Buenos Aires, September 3 2018
Argentina, in a weird way, already feels like home. The Spanish spoken in Buenos Aires is the most beautiful Spanish I’ve ever heard. It’s like the people are singing to each other. It’s nice to be somewhere I can finally work on a foreign language. And what better place than Argentina?
Most days here I get a slow start. It’s 4pm and I’ve yet to really get out of bed. Happy in his hollow, far rom home. To hide, drink wine, eat, write, and watch subtitled movies in Spanish instead of going outside. Speaking Spanish is coming slow as ever.
There are moments when traveling I have to ask myself, “what am I doing??? Tina, you are squatting at a faucet coming out of the wall next to the toilet just to ‘shower.'” I’m not able to stick to any kind of routine. The second problem is my fault. The first is just… travel. As you do.
Argentina is the longest I’ve been somewhere since Bali (before that, New Zealand.) Even in New Zealand I moved around a lot. It’s been a while since I felt rooted at Skotel. That was six months ago, in fact. No wonder I’ve been feeling homesick – for a home with a closet and bed of my own, not a particular place or group of people.
Salta, September 30 2018
Mendoza was too much fun to write. Now I’m at this weird hostel in Salta. Like, really wired. Like…not weird and interesting and cool like Merbabu, but weird and not fun. Uncomfortable. Like we’ve been lied to. Like we’re under a mask.
Jordan and I had a picnic in the park while we were in Mendoza. We had salami (of course) bread, queso azul and we wanted to try the national drink of fernet and coke. We got to talking about how much we both miss New Zealand and we decided to go home so we can go to Australia next year until Jordan gets into Grad school. Good idea? Bad idea? Will we end up moving anyway and starting life? Id like an income.
It’s like a giant puzzle getting home. Latin America has been one hot, dirty headache. Even Java felt more developed. I wonder what India is like then. I imagine peeing on a train (moving) over the rail road tracks. I had intended to write real reflections on Argentina yesterday, but then the weirdness of the 2 hour bus delay threw me.
Jordan and I took a 2 hour Tango class yesterday. We were walking through the town and saw a poster for the class at a cultural center. We’re about to leave Argentina, so we should definitely do this or regret it forever! The dancing was really fun. I miss dancing. That’s somethingId like to do again when I have a home.
Salta, October 2 2018
I’ve been laughing a lot lately. Is it because I’m more care fee? Last week of travels…. fuck it! There’s so much I’ve picked up along the way and so much I’ve let go of. Always have toilet paper. Let go of not being able to store the backpacks.

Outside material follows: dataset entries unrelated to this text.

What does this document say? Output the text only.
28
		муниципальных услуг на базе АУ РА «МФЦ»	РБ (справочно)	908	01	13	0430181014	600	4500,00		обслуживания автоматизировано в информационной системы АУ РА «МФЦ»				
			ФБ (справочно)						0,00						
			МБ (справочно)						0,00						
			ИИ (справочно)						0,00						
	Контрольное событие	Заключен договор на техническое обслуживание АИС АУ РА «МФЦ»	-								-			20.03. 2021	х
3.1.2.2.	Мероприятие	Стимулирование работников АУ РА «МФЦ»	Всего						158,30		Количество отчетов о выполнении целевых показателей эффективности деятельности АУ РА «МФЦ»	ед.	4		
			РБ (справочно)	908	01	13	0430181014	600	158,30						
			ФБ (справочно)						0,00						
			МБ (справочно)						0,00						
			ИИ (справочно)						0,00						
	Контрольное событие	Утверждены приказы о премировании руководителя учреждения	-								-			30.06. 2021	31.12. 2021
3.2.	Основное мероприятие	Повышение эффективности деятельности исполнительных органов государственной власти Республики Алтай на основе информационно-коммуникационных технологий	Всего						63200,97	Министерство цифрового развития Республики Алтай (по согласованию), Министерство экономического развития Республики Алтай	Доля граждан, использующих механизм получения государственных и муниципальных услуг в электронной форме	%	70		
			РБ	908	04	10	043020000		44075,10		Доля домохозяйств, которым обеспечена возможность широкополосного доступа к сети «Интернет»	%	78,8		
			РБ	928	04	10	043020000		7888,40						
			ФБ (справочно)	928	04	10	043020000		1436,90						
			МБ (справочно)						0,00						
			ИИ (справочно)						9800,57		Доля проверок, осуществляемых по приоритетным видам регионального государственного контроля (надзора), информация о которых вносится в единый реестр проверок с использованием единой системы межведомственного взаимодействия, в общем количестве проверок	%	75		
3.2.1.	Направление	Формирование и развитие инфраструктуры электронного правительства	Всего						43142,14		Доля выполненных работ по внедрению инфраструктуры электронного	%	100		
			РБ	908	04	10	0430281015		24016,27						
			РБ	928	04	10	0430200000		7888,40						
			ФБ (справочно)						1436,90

This last week in hostels has been really great. Doing day activities with people has been fabulous. Yes, English speakers are better to hang out with. If we stayed in Latin America long enough, I know we’d start speaking Spanish instead of English with new people. For now, English is best.
It makes me think, the world is so big and there is so much life and randomness within it. The world may seem small on a digital screen – but time to get somewhere is still long and the bags are still heavy. The opportunities, the chances of happenings and meeting someone are multiple….like by a billion.
I have to write on my impressions of Argentina and it’s people and my experiences, but hostel life is at the forefront right now.
Salta Omnibus Terminal, October 3 2018
On the bus waiting to leave, I like watching all the families waiting for the bus to leave. Once the bus begins to pull away it’s like we’re the star float of a parade, or a transport boat sailing out of New York circa 1920 with everyone waiving goodbye to their families. We we left Mendoza I watched two families wait two hours while we were in delay just to wave goodbye. The families mixed on and off the bus to be with their families while they waited.
Language lesson: Butaca means comfy seat for one.